Search code examples
python-3.xnlpkaggle

IndexError: only integers, slices (`:`), ellipsis (`...`), numpy.newaxis (`None`) and integer or boolean arrays are valid indices"


I am trying to run W2V algorithm. I find index error and not sure where I am going wrong. Here's the error:

IndexError: only integers, slices (:), ellipsis (...), numpy.newaxis (None) and integer or boolean arrays are valid indices

and here's the code:

    def makeFeatureVec(words, model, num_features):
# Function to average all of the word vectors in a given
# paragraph
#
# Pre-initialize an empty numpy array (for speed)
featureVec = np.zeros((num_features,),dtype="float32")
#
nwords = 0.
# 
# Index2word is a list that contains the names of the words in 
# the model's vocabulary.

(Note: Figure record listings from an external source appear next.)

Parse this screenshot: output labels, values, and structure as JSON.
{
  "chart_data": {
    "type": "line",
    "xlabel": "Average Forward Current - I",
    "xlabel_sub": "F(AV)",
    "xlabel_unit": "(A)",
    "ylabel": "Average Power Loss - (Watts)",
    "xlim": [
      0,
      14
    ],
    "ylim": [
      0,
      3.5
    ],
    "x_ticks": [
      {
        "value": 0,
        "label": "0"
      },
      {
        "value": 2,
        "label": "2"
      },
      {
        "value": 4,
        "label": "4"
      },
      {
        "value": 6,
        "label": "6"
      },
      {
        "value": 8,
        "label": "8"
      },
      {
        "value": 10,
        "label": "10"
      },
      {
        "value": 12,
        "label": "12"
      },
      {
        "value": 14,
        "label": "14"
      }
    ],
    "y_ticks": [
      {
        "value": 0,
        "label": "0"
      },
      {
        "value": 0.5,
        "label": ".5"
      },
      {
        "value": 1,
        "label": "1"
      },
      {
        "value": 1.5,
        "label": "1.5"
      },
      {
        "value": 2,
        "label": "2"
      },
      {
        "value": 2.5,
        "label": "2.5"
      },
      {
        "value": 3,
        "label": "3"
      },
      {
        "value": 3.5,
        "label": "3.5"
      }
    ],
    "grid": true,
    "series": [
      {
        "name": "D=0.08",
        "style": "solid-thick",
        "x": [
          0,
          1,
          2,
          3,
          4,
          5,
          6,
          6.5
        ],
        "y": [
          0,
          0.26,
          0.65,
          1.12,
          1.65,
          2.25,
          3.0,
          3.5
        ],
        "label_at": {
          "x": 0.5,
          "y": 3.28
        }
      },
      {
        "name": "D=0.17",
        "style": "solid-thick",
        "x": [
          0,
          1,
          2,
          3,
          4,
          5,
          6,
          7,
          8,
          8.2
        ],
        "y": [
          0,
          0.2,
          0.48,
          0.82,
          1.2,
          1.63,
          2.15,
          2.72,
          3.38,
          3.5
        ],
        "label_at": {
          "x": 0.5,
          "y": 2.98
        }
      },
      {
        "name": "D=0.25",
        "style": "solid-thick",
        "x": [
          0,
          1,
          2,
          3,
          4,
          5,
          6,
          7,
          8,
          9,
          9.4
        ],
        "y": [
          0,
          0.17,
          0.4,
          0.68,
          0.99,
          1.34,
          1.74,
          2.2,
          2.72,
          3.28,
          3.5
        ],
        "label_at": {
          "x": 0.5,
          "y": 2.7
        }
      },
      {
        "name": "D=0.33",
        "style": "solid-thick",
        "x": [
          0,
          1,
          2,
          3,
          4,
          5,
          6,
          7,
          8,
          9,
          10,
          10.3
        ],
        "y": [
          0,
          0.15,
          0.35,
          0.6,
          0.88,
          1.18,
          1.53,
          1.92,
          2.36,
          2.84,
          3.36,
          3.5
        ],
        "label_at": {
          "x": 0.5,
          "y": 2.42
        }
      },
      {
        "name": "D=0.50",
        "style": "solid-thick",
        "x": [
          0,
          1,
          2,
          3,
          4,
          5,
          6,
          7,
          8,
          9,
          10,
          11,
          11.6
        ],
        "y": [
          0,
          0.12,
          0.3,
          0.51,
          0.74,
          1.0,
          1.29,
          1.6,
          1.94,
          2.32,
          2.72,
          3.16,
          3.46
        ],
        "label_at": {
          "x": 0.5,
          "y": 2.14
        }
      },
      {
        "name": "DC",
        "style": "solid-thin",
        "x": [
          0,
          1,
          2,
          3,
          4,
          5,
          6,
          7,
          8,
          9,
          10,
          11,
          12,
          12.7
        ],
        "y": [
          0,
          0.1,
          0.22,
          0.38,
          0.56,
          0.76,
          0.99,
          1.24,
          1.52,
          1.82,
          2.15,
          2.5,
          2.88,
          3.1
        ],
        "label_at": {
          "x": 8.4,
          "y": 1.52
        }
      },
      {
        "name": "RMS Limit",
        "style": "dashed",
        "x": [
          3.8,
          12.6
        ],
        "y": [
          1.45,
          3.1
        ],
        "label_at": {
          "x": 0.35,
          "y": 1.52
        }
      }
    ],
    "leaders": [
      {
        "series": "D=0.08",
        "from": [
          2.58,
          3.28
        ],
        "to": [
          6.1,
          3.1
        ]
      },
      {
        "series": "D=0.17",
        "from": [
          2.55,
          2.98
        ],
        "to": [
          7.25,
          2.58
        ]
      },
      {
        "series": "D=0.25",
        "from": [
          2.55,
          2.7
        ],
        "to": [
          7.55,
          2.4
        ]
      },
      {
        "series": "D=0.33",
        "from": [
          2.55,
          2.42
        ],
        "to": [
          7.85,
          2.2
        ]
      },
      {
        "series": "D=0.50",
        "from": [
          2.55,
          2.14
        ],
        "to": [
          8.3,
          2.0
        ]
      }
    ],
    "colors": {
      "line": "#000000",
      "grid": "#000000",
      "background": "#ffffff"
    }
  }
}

Convert it to a set, for speed 
index2word_set = set(model.wv.index2word)
#
# Loop over each word in the review and, if it is in the model's
# vocaublary, add its feature vector to the total
for word in words:
    if word in index2word_set: 
        nwords = nwords + 1.
        featureVec = np.add(featureVec,model[word])
# 
# Divide the result by the number of words to get the average
featureVec = np.true_divide(featureVec,nwords)
return featureVec

    def getAvgFeatureVecs(reviews,model,num_features):
# Given a set of reviews (each one a list of words), calculate 
# the average feature vector for each one and return a 2D numpy array 
# 
# Initialize a counter
counter = 0.
# 
# Preallocate a 2D numpy array, for speed
reviewFeatureVecs = np.zeros((len(reviews),num_features),dtype="float32")
# 
# Loop through the reviews
for review in reviews:
   #
   # Print a status message every 1000th review
    if counter%1000. == 0.:
        print ("Review %d of %d" % (counter, len(reviews)))
   # 
   # Call the function (defined above) that makes average feature vectors
    reviewFeatureVecs[counter] = makeFeatureVec(review, model,num_features)
   #
   # Increment the counter
    counter = counter + 1.
return reviewFeatureVecs

This piece of code is from Bag-of-Words-Meets-Bags-of-Popcorn-Kaggle. I am not sure where the error is. I thing np.divide is raisng an error. I am working on windows


Solution

  • counter = counter + 1.

    should be

    counter = counter + 1 (note the dot) or counter += 1.

    The dot makes counter a float (since 1. is equivalent to 1.0) and floats can not be used as indexes.